Les maisons de Mohamed SETTI et Mohamed OUKIL n'étant pas très éloignées l'une de l'autre - quelques six-cents mètres - je me « partagerai » entre les deux maisons. Je déjeunerai dans l'une le midi ; je dînerai dans l'autre le soir et autres arrangements. Compromis qui me permettra de passer du temps dans les deux familles respectives.

MOHAMED SETTI

Mohamed SETTI (El Hadj) m'impressionnera par certains points communs frappants avec mon père :

  • Son « fatalisme », face à des situations qu'il ne peut pas changer ;
  • Sa manière calme et sereine de s'exprimer avec concision, sans épiloguer ;
  • Ses moments de silence, par exemple, pendant les repas. Il mange lentement en regardant son assiette, paupières baissées.

Contrairement à l'idée répandue en occident où chacun autour d'une table doit - forcément - donner son avis sur tout, j'interprète plutôt les silences de Mohamed comme autant de moments de méditation.

Au cours de ces huit jours passés à Lakhdaria, je me suis interrogée sur la raison de ces points communs entre Mohamed et mon père. J'en suis arrivée à la conclusion qu'il y avait sans doute plusieurs explications possibles.

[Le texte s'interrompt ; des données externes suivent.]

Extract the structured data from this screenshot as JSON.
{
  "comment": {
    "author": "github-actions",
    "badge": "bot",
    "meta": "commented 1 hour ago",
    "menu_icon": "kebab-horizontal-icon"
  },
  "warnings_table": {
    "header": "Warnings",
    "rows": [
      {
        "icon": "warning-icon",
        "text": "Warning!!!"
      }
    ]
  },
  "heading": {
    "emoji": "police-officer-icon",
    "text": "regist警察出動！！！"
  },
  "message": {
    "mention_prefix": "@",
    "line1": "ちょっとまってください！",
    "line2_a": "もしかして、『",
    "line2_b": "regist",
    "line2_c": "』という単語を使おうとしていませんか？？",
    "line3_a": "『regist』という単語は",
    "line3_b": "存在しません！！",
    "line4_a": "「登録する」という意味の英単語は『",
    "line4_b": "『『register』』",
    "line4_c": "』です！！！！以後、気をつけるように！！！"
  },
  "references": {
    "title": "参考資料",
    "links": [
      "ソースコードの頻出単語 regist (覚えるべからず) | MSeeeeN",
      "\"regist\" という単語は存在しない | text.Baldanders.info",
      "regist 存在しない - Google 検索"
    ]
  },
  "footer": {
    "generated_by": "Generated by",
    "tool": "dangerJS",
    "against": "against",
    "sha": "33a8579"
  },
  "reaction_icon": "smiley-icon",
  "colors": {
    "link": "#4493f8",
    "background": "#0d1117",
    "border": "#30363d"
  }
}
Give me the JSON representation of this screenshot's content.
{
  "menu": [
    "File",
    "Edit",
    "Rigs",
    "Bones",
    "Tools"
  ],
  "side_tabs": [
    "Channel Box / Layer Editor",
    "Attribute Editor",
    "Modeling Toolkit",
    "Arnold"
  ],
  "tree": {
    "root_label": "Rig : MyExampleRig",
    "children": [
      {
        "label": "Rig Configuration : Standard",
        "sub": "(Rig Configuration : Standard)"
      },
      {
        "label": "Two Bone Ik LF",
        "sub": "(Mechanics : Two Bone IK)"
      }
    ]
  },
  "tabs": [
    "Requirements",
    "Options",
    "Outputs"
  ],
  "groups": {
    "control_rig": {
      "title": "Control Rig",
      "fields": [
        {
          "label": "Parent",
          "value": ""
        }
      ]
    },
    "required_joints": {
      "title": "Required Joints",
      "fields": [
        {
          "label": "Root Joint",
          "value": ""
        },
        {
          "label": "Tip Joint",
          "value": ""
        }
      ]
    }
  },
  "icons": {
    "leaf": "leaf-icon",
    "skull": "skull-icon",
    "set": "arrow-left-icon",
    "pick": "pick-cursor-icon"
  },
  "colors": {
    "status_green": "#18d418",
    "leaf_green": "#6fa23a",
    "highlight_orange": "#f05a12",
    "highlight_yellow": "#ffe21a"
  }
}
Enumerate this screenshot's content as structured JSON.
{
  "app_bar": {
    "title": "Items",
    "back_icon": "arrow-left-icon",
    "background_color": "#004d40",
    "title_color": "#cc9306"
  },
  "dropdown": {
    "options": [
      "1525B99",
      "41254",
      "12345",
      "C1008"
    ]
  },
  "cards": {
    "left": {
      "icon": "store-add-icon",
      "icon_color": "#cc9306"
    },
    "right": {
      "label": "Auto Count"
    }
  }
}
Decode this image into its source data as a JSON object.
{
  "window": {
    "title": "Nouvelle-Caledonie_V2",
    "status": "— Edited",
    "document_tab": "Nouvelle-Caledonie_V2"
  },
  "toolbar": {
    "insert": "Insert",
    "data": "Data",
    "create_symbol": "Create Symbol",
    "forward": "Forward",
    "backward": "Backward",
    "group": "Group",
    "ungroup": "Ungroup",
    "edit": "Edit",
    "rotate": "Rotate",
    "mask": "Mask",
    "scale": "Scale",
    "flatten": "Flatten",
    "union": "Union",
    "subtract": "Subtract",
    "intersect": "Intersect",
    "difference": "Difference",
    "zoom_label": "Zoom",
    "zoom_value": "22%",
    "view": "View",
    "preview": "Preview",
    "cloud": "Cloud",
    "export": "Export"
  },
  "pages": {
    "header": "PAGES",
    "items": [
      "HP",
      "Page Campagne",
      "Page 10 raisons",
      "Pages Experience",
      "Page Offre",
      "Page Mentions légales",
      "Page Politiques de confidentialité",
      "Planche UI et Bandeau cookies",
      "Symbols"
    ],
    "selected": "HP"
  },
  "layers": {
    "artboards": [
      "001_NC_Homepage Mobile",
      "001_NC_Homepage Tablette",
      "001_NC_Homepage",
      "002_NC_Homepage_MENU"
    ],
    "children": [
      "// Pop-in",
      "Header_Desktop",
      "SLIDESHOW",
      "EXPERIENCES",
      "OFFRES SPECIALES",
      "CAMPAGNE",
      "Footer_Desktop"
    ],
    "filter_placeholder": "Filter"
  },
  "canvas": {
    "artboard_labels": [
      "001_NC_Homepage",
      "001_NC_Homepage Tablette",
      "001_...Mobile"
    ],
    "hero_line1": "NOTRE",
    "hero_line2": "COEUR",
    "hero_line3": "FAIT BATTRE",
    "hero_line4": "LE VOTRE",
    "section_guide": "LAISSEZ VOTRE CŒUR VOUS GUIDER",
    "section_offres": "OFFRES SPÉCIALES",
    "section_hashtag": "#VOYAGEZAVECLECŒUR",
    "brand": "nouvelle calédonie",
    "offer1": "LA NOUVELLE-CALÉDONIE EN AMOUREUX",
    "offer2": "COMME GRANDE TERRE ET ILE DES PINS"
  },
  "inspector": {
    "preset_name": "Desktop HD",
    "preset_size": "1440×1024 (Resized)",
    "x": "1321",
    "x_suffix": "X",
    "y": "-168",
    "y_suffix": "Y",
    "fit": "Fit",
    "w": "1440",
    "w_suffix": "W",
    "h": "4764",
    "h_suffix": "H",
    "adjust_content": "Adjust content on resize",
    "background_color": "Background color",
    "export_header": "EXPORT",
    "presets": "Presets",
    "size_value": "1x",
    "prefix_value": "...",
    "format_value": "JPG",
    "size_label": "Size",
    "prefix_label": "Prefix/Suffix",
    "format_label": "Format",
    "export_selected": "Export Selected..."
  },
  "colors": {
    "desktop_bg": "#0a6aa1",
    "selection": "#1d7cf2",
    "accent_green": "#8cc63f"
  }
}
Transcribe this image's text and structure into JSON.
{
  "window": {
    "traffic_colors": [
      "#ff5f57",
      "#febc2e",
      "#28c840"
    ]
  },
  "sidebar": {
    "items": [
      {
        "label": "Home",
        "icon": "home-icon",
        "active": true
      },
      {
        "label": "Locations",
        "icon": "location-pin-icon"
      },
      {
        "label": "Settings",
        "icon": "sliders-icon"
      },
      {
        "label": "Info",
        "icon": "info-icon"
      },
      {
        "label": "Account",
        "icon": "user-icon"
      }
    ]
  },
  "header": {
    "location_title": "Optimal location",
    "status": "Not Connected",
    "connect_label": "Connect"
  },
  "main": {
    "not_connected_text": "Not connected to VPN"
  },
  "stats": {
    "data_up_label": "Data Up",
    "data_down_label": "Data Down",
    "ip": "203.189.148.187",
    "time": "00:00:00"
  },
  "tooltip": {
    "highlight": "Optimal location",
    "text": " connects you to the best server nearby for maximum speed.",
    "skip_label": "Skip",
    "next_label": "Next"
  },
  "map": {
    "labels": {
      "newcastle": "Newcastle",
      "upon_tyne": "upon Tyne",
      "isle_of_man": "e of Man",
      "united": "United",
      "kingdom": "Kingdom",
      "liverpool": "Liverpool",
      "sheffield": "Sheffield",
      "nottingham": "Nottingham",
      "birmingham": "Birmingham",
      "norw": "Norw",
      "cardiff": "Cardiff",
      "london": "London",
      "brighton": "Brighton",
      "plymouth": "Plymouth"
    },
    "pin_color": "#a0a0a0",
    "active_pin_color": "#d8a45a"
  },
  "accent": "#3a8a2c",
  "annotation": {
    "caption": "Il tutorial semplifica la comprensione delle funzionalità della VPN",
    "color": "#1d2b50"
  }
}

Comme l'année dernière, lorsque j'étais venue le rencontrer pour la première fois, Mohamed me dira à nouveau son admiration pour mon père qui lui a, m'a t-il dit, tout appris. Cette relation basée sur un respect mutuel a vraisemblablement permis à Mohamed de développer une certaine confiance en lui à une époque où les colons français ne brillaient pas par leur sens de la justice et de l'égalité des droits (et des chances !) pour tous : Français et Algériens.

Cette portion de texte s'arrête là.